In the mid 1990s I studied the genetics of Victoria spp with Dr Peter Brandham, Head of Cytogentics at RBG Kew. We confirmed earlier chromosome counts undertaken in the 1920s by Haage & Schmidt for V. cruziana (2n=24) and V. amazonica (2n=20) and V. “Longwood Hybrid” (2n=22). We also found counts for the F2 progeny ranging from 2n=20, 2n=21, 2n=22, 2n=23 and 2n=24. We discovered that some the chromosomes of V. amazonica are in fact made up of chromosomes of V. cruziana that have in some way joined onto each other to make longer arms, reducing the chromosome count by four. This is proved by studying the longer chromosome pairs in V. amazonica, they are twice the length they should be, and have two centromeres instead of one (if you don’t look closely enough they look like secondary constrictions). At meiosis the species produce gametes enabling a viable hybrid, however the F2 generation is sterile; it has to be, it can only be.

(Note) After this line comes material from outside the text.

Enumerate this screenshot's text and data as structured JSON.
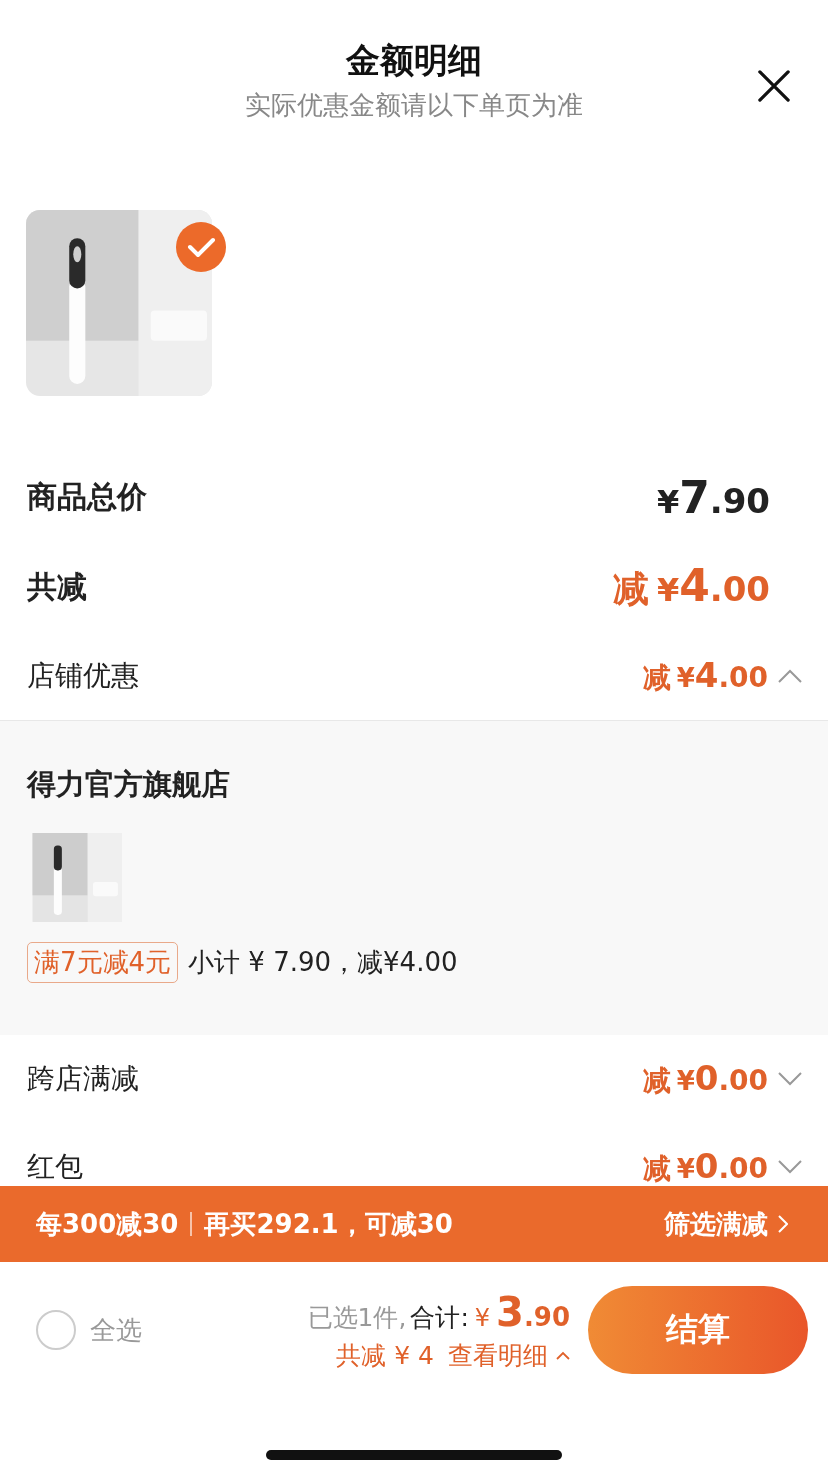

In order to produce a self fertile and on-breeding hybrid from the two Victoria species I undertook some work to double the chromosome count of V. “Longwood Hybrid” from 2n=22 to 2n=44. Clearly this would potentially lead to a plant producing viable gametes; though the benefits of polyploidy are not guaranteed and would have needed to be assessed. The limited availability of seed with which to experiment with was frustrating but led to a single seedling which survived the treatment with the mutagen colchicine. Its appearance was markedly different to other seedlings, substantially larger tissue was clearly visible, but growth rate was very slow. Sadly this seedling was neglected during a holiday by a diploma student and died.
This work was never published, but casts doubt over recent Victoria breeding work undertaken in the USA where not only have viable F2 generations been claimed, but also back-crosses which are simply not possible.
More work is required to get to the bottom of this; I have a few theories which may explain the anomalies above.
In 1996 (I think) I grew a V. “Longwood Hybrid” at RBG Kew which was accepted by the Guinness Book of Records as the largest ever grown, it was 8’9” or thereabouts. The same year I hybridised the two species at Kew, first time it had been recorded in the UK. They used the seed for a number of years."